IV. Sur les frais irrépétibles et les dépens
En application de l’article 696 du code de procédure civile, la SAS LE LABO qui succombe à la présente instance sera condamnée aux entiers dépens incluant notamment les frais du commandement de payer du 31 octobre 2024.

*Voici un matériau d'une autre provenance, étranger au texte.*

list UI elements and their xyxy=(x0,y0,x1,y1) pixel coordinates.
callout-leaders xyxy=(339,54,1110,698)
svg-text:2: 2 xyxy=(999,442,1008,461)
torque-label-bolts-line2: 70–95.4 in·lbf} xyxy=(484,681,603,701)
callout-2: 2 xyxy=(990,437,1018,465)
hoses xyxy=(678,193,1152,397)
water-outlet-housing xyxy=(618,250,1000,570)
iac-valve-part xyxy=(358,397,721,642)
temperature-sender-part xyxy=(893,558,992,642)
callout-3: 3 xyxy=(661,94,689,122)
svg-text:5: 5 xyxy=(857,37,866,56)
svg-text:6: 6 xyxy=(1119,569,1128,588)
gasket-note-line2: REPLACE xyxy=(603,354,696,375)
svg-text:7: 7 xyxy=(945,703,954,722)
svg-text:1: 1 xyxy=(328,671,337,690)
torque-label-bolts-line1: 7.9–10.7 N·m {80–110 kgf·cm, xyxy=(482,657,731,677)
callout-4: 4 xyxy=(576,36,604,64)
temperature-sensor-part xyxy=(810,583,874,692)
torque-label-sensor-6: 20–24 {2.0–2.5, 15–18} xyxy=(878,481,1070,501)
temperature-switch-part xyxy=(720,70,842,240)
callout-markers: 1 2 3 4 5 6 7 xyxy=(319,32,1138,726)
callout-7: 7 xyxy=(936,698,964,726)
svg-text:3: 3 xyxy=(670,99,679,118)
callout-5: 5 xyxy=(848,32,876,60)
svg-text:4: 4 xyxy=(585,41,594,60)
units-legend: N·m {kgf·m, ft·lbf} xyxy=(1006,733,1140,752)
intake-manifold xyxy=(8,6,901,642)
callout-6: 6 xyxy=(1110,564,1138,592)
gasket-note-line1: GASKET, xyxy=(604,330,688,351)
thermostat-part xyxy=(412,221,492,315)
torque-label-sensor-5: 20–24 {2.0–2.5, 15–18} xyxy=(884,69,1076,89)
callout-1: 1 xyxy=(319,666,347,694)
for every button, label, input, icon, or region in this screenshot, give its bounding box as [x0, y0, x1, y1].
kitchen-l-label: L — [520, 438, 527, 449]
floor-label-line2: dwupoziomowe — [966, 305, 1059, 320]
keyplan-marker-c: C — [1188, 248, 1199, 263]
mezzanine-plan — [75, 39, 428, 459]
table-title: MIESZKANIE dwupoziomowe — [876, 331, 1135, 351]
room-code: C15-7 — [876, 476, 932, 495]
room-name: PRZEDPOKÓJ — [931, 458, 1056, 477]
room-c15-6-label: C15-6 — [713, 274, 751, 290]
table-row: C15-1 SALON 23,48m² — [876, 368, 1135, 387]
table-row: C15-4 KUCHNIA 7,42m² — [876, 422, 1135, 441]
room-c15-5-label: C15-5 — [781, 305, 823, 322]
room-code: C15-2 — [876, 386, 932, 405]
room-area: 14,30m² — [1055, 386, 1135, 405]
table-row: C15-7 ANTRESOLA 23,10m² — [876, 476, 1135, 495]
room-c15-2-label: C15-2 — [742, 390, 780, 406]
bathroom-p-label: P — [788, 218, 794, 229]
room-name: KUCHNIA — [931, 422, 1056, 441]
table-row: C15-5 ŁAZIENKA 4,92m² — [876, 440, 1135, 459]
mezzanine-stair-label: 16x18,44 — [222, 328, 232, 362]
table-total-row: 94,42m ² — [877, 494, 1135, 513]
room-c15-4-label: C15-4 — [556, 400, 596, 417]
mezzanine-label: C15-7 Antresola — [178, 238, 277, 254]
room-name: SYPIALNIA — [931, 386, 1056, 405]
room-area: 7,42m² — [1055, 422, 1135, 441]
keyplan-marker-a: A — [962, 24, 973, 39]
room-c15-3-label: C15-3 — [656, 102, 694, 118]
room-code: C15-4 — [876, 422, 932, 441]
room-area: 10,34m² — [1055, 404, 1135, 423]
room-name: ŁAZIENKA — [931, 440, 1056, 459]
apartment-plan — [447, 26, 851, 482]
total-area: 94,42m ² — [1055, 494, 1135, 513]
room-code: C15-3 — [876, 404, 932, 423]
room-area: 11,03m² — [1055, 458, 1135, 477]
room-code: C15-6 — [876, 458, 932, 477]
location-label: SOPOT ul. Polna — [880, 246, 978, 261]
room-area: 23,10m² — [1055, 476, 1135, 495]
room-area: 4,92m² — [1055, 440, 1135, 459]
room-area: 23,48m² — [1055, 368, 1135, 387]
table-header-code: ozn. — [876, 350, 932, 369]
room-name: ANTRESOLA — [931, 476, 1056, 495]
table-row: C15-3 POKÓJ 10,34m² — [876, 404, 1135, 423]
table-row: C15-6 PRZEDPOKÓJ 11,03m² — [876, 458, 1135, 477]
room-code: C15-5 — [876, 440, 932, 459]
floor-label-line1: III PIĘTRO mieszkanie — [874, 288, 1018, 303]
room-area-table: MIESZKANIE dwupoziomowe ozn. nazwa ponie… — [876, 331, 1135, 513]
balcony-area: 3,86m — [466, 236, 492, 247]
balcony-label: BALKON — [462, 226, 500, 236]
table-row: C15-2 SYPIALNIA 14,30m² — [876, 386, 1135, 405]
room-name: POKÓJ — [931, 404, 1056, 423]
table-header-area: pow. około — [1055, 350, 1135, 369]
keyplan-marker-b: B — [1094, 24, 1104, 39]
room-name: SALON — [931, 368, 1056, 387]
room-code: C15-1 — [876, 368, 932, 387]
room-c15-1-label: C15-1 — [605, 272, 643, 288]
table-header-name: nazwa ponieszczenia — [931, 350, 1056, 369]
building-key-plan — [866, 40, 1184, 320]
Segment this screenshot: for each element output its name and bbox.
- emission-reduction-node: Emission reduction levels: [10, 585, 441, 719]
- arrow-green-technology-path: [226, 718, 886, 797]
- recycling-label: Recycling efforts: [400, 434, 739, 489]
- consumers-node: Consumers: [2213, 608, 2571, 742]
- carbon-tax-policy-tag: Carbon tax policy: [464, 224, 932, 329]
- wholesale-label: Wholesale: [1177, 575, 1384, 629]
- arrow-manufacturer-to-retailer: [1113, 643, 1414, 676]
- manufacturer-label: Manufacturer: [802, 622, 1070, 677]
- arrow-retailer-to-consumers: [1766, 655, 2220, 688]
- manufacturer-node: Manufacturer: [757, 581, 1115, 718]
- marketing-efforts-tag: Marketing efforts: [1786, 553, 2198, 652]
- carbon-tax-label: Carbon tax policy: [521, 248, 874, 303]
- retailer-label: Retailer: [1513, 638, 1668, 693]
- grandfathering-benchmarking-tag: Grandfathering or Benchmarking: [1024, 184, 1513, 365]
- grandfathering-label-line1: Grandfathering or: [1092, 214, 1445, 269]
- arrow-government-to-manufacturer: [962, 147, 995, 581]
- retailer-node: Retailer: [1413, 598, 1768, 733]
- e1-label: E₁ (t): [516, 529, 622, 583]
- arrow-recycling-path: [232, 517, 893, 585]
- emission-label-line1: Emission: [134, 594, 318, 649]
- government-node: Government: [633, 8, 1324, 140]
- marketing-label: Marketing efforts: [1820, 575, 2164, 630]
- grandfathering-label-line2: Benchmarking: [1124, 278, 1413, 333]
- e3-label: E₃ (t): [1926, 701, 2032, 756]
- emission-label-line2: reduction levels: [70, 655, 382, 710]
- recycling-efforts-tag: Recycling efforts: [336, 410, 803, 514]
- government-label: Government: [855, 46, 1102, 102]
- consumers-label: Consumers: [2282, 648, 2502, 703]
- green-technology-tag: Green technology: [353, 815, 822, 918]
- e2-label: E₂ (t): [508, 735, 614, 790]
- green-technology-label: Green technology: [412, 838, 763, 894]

Conformément à l’article 700 du code de procédure civile, la SAS LE LABO, succombant, sera condamnée à payer à la SCPI PF GRAND PARIS la somme de 1.200 euros au titre de ses frais de procédure non compris dans les dépens.
PAR CES MOTIFS
Le juge des référés, statuant publiquement par ordonnance réputée contradictoire et en premier ressort :
CONSTATE l’acquisition de la clause résolutoire insérée au bail commercial du 10 juillet 2021 liant les parties, à la date du 1er décembre 2024 ;
ORDONNE l’expulsion de la SAS LE LABO et de tout occupant de son chef des locaux commerciaux situés au sein de l’immeuble sis VILLA DES GLYCINES sis [Adresse 2] à [Localité 3] avec si besoin, le concours de la force publique et d’un serrurier ;
RAPPELLE que les meubles et objets mobiliers se trouvant sur place donneront lieu à l’application des dispositions des articles L 433-1 et R 433-1 du code des procédures civiles d’exécution ;
FIXE à titre provisionnel l’indemnité d’occupation mensuelle due par la SAS LE LABO, à compter de la résiliation du bail, au 1er décembre 2024, jusqu’à la libération effective des lieux matérialisée par la remise des clés ou la reprise des lieux, à une somme égale au montant mensuel du loyer contractuel, outre les taxes, charges et accessoires ;
CONDAMNE la SAS LE LABO à payer à la SCPI PF GRAND PARIS l’indemnité mensuelle d’occupation à compter du 1er avril 2025 et jusqu’à la libération effective des lieux caractérisée par la remise des clés ou la reprise des lieux ;
CONDAMNE la SAS LE LABO à payer à la SCPI PF GRAND PARIS la somme provisionnelle de 26 293,64 euros, correspondant aux loyers, charges, taxes et indemnités d’occupation impayés du 1er trimestre 2024 au 1er trimestre 2025 inclus, avec intérêt au taux légal à compter de l’assignation du 25 avril 2025 ;
DIT n’y avoir lieu a référé sur la demande de majoration de l’indemnité d’occupation et de l’intérêt au taux légal ;
REJETTE toute demande plus ample ou contraire ;
CONDAMNE la SAS LE LABO à payer à la SCPI PF GRAND PARIS la somme de 1.200 euros au titre de l’article 700 du code de procédure civile ;
CONDAMNE la SAS LE LABO aux dépens de la présente instance incluant notamment les frais du commandement de payer du 31 octobre 2024 ;
RAPPELLE que la présente ordonnance est assortie de plein droit de l’exécution provisoire.
Ainsi fait et prononcé par mise à disposition au greffe, le 29 juillet 2025 et nous avons signé avec le greffier.